Beträgt die  Blutalkoholkonzentration (BAK) 1,1 ‰ und mehr, wird eine absolute Fahruntüchtigkeit unwiderlegbar vermutet. Bei einer BAK von 0,2  ‰ bis unter 1,1 ‰ sowie einem Nachweis von Medikamenten oder Drogen im Blut und zusätzlich alkohol- bzw. drogenbedingten Fahrfehlern und Ausfallerscheinungen wird von einer relativen Fahruntüchtigkeit ausgegangen. Es müssen Umstände beim Fahrer vorliegen, die für das Gericht den Schluss zulassen, dass er nicht mehr fähig war, sein Fahrzeug sicher zu führen. Hier ist entscheidend, ob das konkrete Verhalten typischerweise bei alkohol- bzw. drogenbeeinflussten Fahrern vorkommt und der Fahrer sich im nüchternen Zustand nicht anders gefahren wäre. Es müssen typische Ausfallerscheinungen von der Polizei beobachtet worden sein. Fahrfehler passieren aber auch nüchternen Fahrern. Zu schnelles Fahren alleine würde nicht genügen. Bei Verdacht auf absolute oder relative Fahruntüchtigkeit wird der Führerschein von der Polizei sichergestellt/beschlagnahmt. Ab diesem Zeitpunkt darf der Beschuldigte ein Kfz nicht mehr führen.

Es droht die Verurteilung wegen Trunkenheitsfahrt gemäß § 316 StGB. Die Geldstrafe beläuft sich etwa auf ein Monatsnettoeinkommen. Die Fahrerlaubnis wird in der Regel für ca. ein Jahr entzogen.

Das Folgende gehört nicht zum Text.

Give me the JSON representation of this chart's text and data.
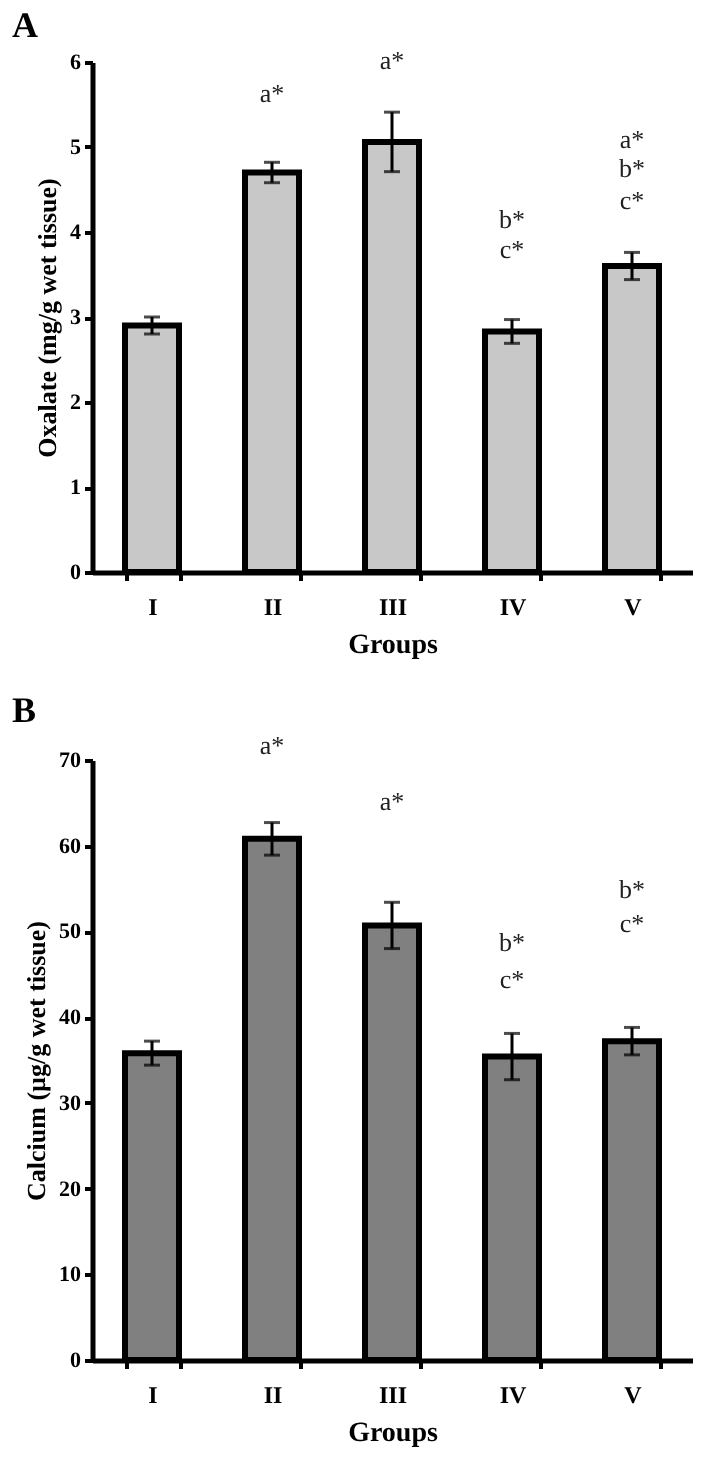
{
  "chart_data": [
    {
      "type": "bar",
      "title": "A",
      "xlabel": "Groups",
      "ylabel": "Oxalate (mg/g wet tissue)",
      "categories": [
        "I",
        "II",
        "III",
        "IV",
        "V"
      ],
      "values": [
        2.9,
        4.7,
        5.06,
        2.83,
        3.6
      ],
      "errors": [
        0.1,
        0.12,
        0.35,
        0.14,
        0.16
      ],
      "color": "#c8c8c8",
      "ylim": [
        0,
        6
      ],
      "yticks": [
        0,
        1,
        2,
        3,
        4,
        5,
        6
      ],
      "grid": false,
      "annotations": [
        "a*",
        "a*",
        "b*",
        "c*",
        "a*",
        "b*",
        "c*"
      ]
    },
    {
      "type": "bar",
      "title": "B",
      "xlabel": "Groups",
      "ylabel": "Calcium (µg/g wet tissue)",
      "categories": [
        "I",
        "II",
        "III",
        "IV",
        "V"
      ],
      "values": [
        35.8,
        60.8,
        50.7,
        35.4,
        37.2
      ],
      "errors": [
        1.4,
        1.9,
        2.7,
        2.7,
        1.6
      ],
      "color": "#808080",
      "ylim": [
        0,
        70
      ],
      "yticks": [
        0,
        10,
        20,
        30,
        40,
        50,
        60,
        70
      ],
      "grid": false,
      "annotations": [
        "a*",
        "a*",
        "b*",
        "c*",
        "b*",
        "c*"
      ]
    }
  ]
}
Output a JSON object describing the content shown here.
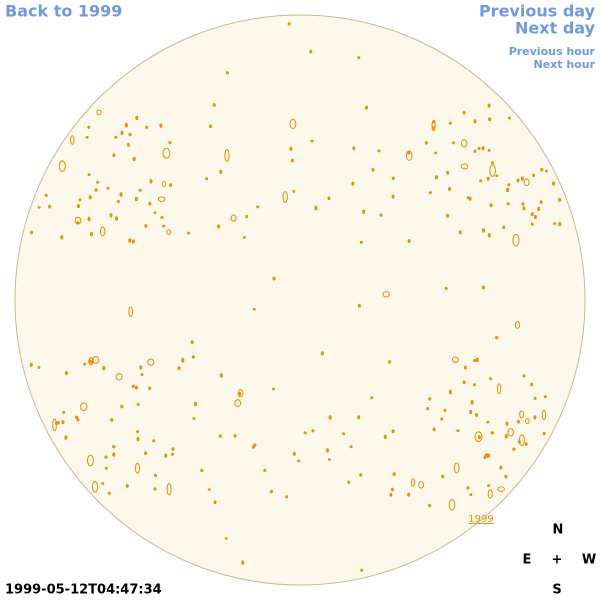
{
  "nav": {
    "back": "Back to 1999",
    "previous_day": "Previous day",
    "next_day": "Next day",
    "previous_hour": "Previous hour",
    "next_hour": "Next hour"
  },
  "year_link": "1999",
  "timestamp": "1999-05-12T04:47:34",
  "compass": {
    "north": "N",
    "east": "E",
    "center": "+",
    "west": "W",
    "south": "S"
  }
}
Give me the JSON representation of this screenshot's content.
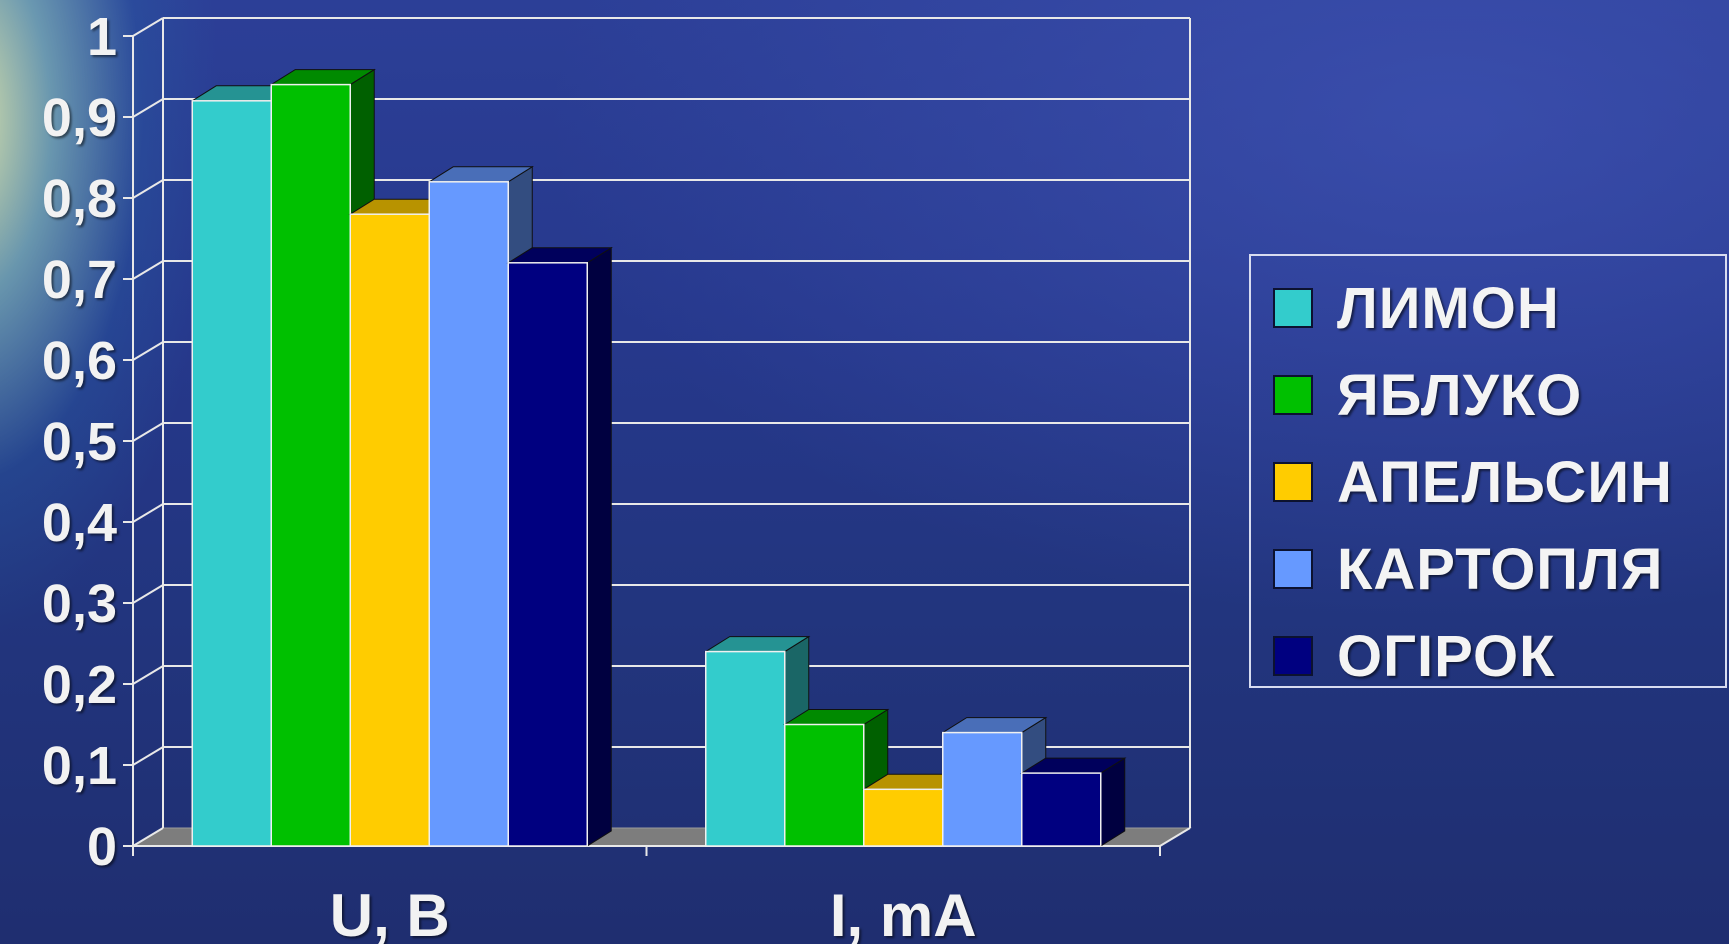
{
  "chart_data": {
    "type": "bar",
    "categories": [
      "U, B",
      "I, mA"
    ],
    "series": [
      {
        "name": "ЛИМОН",
        "color": "#33cccc",
        "values": [
          0.92,
          0.24
        ]
      },
      {
        "name": "ЯБЛУКО",
        "color": "#00c000",
        "values": [
          0.94,
          0.15
        ]
      },
      {
        "name": "АПЕЛЬСИН",
        "color": "#ffcc00",
        "values": [
          0.78,
          0.07
        ]
      },
      {
        "name": "КАРТОПЛЯ",
        "color": "#6699ff",
        "values": [
          0.82,
          0.14
        ]
      },
      {
        "name": "ОГІРОК",
        "color": "#000080",
        "values": [
          0.72,
          0.09
        ]
      }
    ],
    "yticks": [
      "0",
      "0,1",
      "0,2",
      "0,3",
      "0,4",
      "0,5",
      "0,6",
      "0,7",
      "0,8",
      "0,9",
      "1"
    ],
    "ylim": [
      0,
      1
    ],
    "grid": true,
    "bar_style": "3d",
    "legend_position": "right"
  }
}
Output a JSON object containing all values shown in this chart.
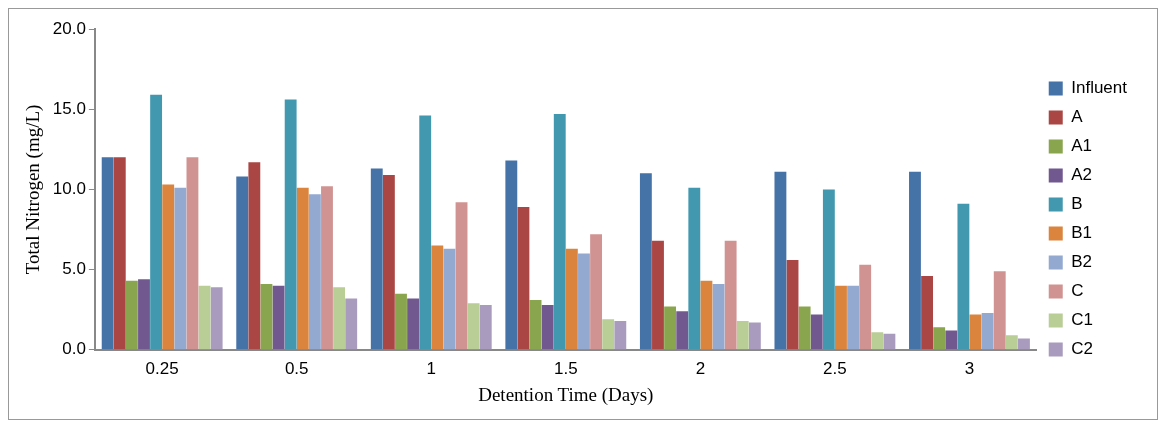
{
  "chart_data": {
    "type": "bar",
    "xlabel": "Detention Time (Days)",
    "ylabel": "Total Nitrogen (mg/L)",
    "categories": [
      "0.25",
      "0.5",
      "1",
      "1.5",
      "2",
      "2.5",
      "3"
    ],
    "ylim": [
      0,
      20
    ],
    "yticks": [
      {
        "value": 0,
        "label": "0.0"
      },
      {
        "value": 5,
        "label": "5.0"
      },
      {
        "value": 10,
        "label": "10.0"
      },
      {
        "value": 15,
        "label": "15.0"
      },
      {
        "value": 20,
        "label": "20.0"
      }
    ],
    "grid": false,
    "legend": "right",
    "series": [
      {
        "name": "Influent",
        "color": "#4572a7",
        "values": [
          12.0,
          10.8,
          11.3,
          11.8,
          11.0,
          11.1,
          11.1
        ]
      },
      {
        "name": "A",
        "color": "#aa4643",
        "values": [
          12.0,
          11.7,
          10.9,
          8.9,
          6.8,
          5.6,
          4.6
        ]
      },
      {
        "name": "A1",
        "color": "#89a54e",
        "values": [
          4.3,
          4.1,
          3.5,
          3.1,
          2.7,
          2.7,
          1.4
        ]
      },
      {
        "name": "A2",
        "color": "#71588f",
        "values": [
          4.4,
          4.0,
          3.2,
          2.8,
          2.4,
          2.2,
          1.2
        ]
      },
      {
        "name": "B",
        "color": "#4198af",
        "values": [
          15.9,
          15.6,
          14.6,
          14.7,
          10.1,
          10.0,
          9.1
        ]
      },
      {
        "name": "B1",
        "color": "#db843d",
        "values": [
          10.3,
          10.1,
          6.5,
          6.3,
          4.3,
          4.0,
          2.2
        ]
      },
      {
        "name": "B2",
        "color": "#93a9cf",
        "values": [
          10.1,
          9.7,
          6.3,
          6.0,
          4.1,
          4.0,
          2.3
        ]
      },
      {
        "name": "C",
        "color": "#d19392",
        "values": [
          12.0,
          10.2,
          9.2,
          7.2,
          6.8,
          5.3,
          4.9
        ]
      },
      {
        "name": "C1",
        "color": "#b9cd96",
        "values": [
          4.0,
          3.9,
          2.9,
          1.9,
          1.8,
          1.1,
          0.9
        ]
      },
      {
        "name": "C2",
        "color": "#a99bbd",
        "values": [
          3.9,
          3.2,
          2.8,
          1.8,
          1.7,
          1.0,
          0.7
        ]
      }
    ]
  }
}
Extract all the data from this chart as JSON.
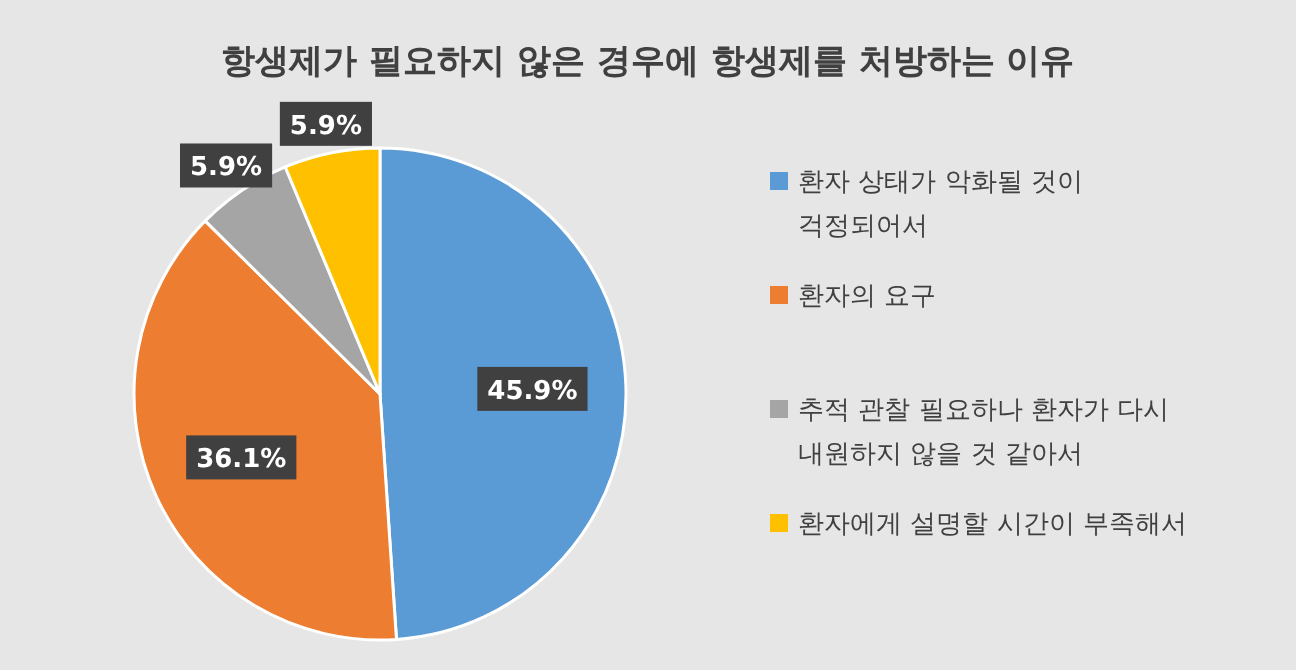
{
  "chart_data": {
    "type": "pie",
    "title": "항생제가 필요하지 않은 경우에 항생제를 처방하는 이유",
    "categories": [
      "환자 상태가 악화될 것이 걱정되어서",
      "환자의 요구",
      "추적 관찰 필요하나 환자가 다시 내원하지 않을 것 같아서",
      "환자에게 설명할 시간이 부족해서"
    ],
    "values": [
      45.9,
      36.1,
      5.9,
      5.9
    ],
    "colors": [
      "#5b9bd5",
      "#ed7d31",
      "#a5a5a5",
      "#ffc000"
    ],
    "value_labels": [
      "45.9%",
      "36.1%",
      "5.9%",
      "5.9%"
    ],
    "legend": "right"
  }
}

Eine folgenlose Fahrt mit einem Kraftfahrzeug unter Alkohol (0,25 mg/l Atemalkoholkonzentration [AAK] oder mehr oder 0,5 bis unter 1,1 ‰ BAK) bzw. Drogeneinwirkung erfüllt lediglich eine Ordnungswidrigkeit gemäß § 24a StVG. Dem Betroffenen droht beim erstmaligen Verstoß ein Bußgeldbescheid mit einer Geldbuße in Höhe von 500 Euro und ein Monat Fahrverbot. Zusätzlich wird sein Punktekonto mit vier Punkten belastet.

Dem Fahranfänger in der Probezeit oder vor Vollendung des 21. Lebensjahres, der während des Autofahrens Alkohol trinkt oder die Fahrt antritt, obwohl er unter der Wirkung eines alkoholischen Getränks steht (mindestens 0,1 mg/l AAK oder 0,2 ‰ BAK) handelt gemäß § 24c StVG ebenfalls ordnungswidrig. Ihm drohen eine Geldbuße in Höhe von 250 EUR und zwei Punkte.

Der Fahrradfahrer macht sich erst ab einer Blutalkoholkonzentration von 1,6 ‰ strafbar. Die Fahrerlaubnis kann allein aufgrund des Strafrechts nicht entzogen werden.

Mit der strafrechtlichen Verurteilung oder dem Erlass des Bußgeldbescheides sind die Folgen der Trunkenheitsfahrt jedoch  noch nicht abgeschlossen. Es drohen weitere Maßnahmen der Fahrerlaubnisbehörde.

Wurde die Fahrerlaubnis entzogen und eine Sperrfrist ausgesprochen, kann die Neuerteilung der Fahrerlaubnis schon drei Monate vor Ablauf der Sperrfrist  beantragt werden.

Die Fahrerlaubnisbehörde wird bei einer  BAK von 1,6 ‰ oder mehr, wiederholten Zuwiderhandlungen im Straßenverkehr unter Alkoholeinfluss, dazu zählen auch Ordnungswidrigkeiten nach § 24a StVG, Fahrerlaubnisentziehung wegen Medikamenten oder Drogen und Straftaten, die im Zusammenhang mit dem Straßenverkehr stehen, oder wenn Anhaltspunkte beim Antragsteller für ein hohes Aggressionspotenzial bestehen, zusätzlich eine positive medizinisch-psychologische Untersuchung (MPU) verlangen.